Es würde niemals aufhören, weh zu tun. Nur würde es mit der Zeit einfacher werden. So wie sie zu Beginn traurig war, dass ihre Mutter sie wieder einmal allein gelassen hatte, weil sie fort musste. Es tat weh... aber irgendwann nicht mehr so sehr. Und sie wollte nicht stehen bleiben. Viel zu viele Pläne hatte sie schon geschmiedet, wie sie ihrer eigenen Legende nacheifern konnte. Sie würde die Taten ihrer Mutter niemals in Vergessenheit geraten lassen und selbst auf den Wegen gehen, die ihr bestimmt waren. Egal in welche Richtung die Geister und ihre Ahnen sie nun führten.
"Iida! Komm raus! Lasse hat gesagt, dass er den Arsch vonner Fisch-Olga mit der Zwille abschießen kann! Mit verbundenen Augen! Los KOMM!"
Blinzelnd schlug das Mädchen das Buch zu und horchte einen Moment, ehe sie eilig aufstand.
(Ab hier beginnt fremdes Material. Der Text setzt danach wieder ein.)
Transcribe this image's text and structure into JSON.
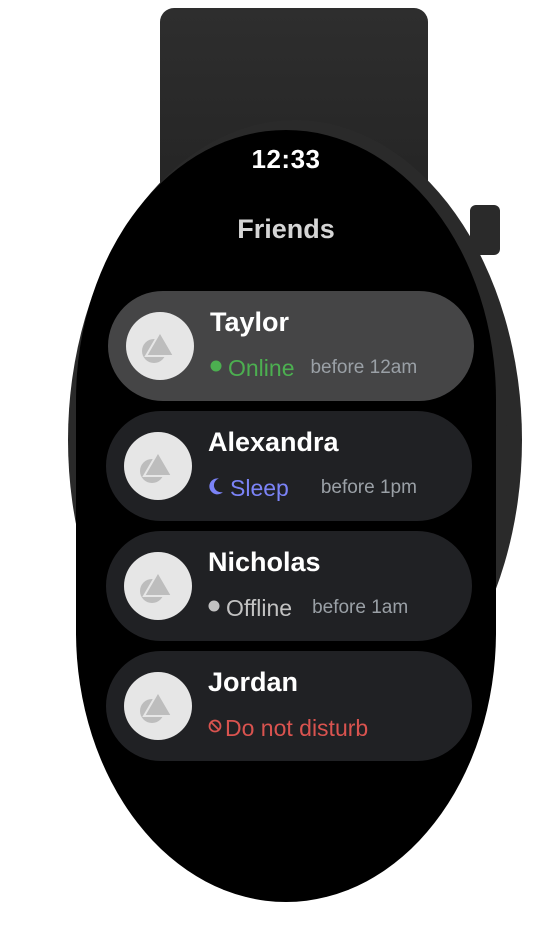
{
  "status_bar": {
    "time": "12:33"
  },
  "header": {
    "title": "Friends"
  },
  "colors": {
    "online": "#4caf50",
    "sleep": "#7b83f7",
    "offline": "#c2c2c2",
    "dnd": "#d9534f"
  },
  "friends": [
    {
      "name": "Taylor",
      "status": "Online",
      "status_icon": "online-dot-icon",
      "time": "before 12am"
    },
    {
      "name": "Alexandra",
      "status": "Sleep",
      "status_icon": "moon-icon",
      "time": "before 1pm"
    },
    {
      "name": "Nicholas",
      "status": "Offline",
      "status_icon": "offline-dot-icon",
      "time": "before 1am"
    },
    {
      "name": "Jordan",
      "status": "Do not disturb",
      "status_icon": "do-not-disturb-icon",
      "time": ""
    }
  ]
}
Ein Lächeln huschte über die schmalen Lippen und in einer raschen Bewegung warf sie das Buch auf das Felllager und griff nach ihrer Zwille und dem kleinen Beutel, in welchem die Geschosserbsen verborgen waren. Und wie sie die schwere Hüttentür aufschob und in das leichte Schneegestöber hinaus sprang, da flog schon ein Schneeball auf sie zu, der am Holz zerbarst und kleben blieb. Natürlich hatte er sich den Versuch nicht entgehen lassen. Aber mittlerweile warf der Bursche sooft Schneebälle, wenn sie hinaus kam, dass sie es einfach wusste. Lachend kam er auf sie zu und zwinkerte. "Nächstes Mal treff ich!" Sie knuffte ihm die Schulter und aus dem Lächeln wurde ein Grinsen, mit dem sie dann auch schon losrannte, den Burschen verdutzt stehen ließ. "Ja komm fon mit, du lahmer Grawlarf!"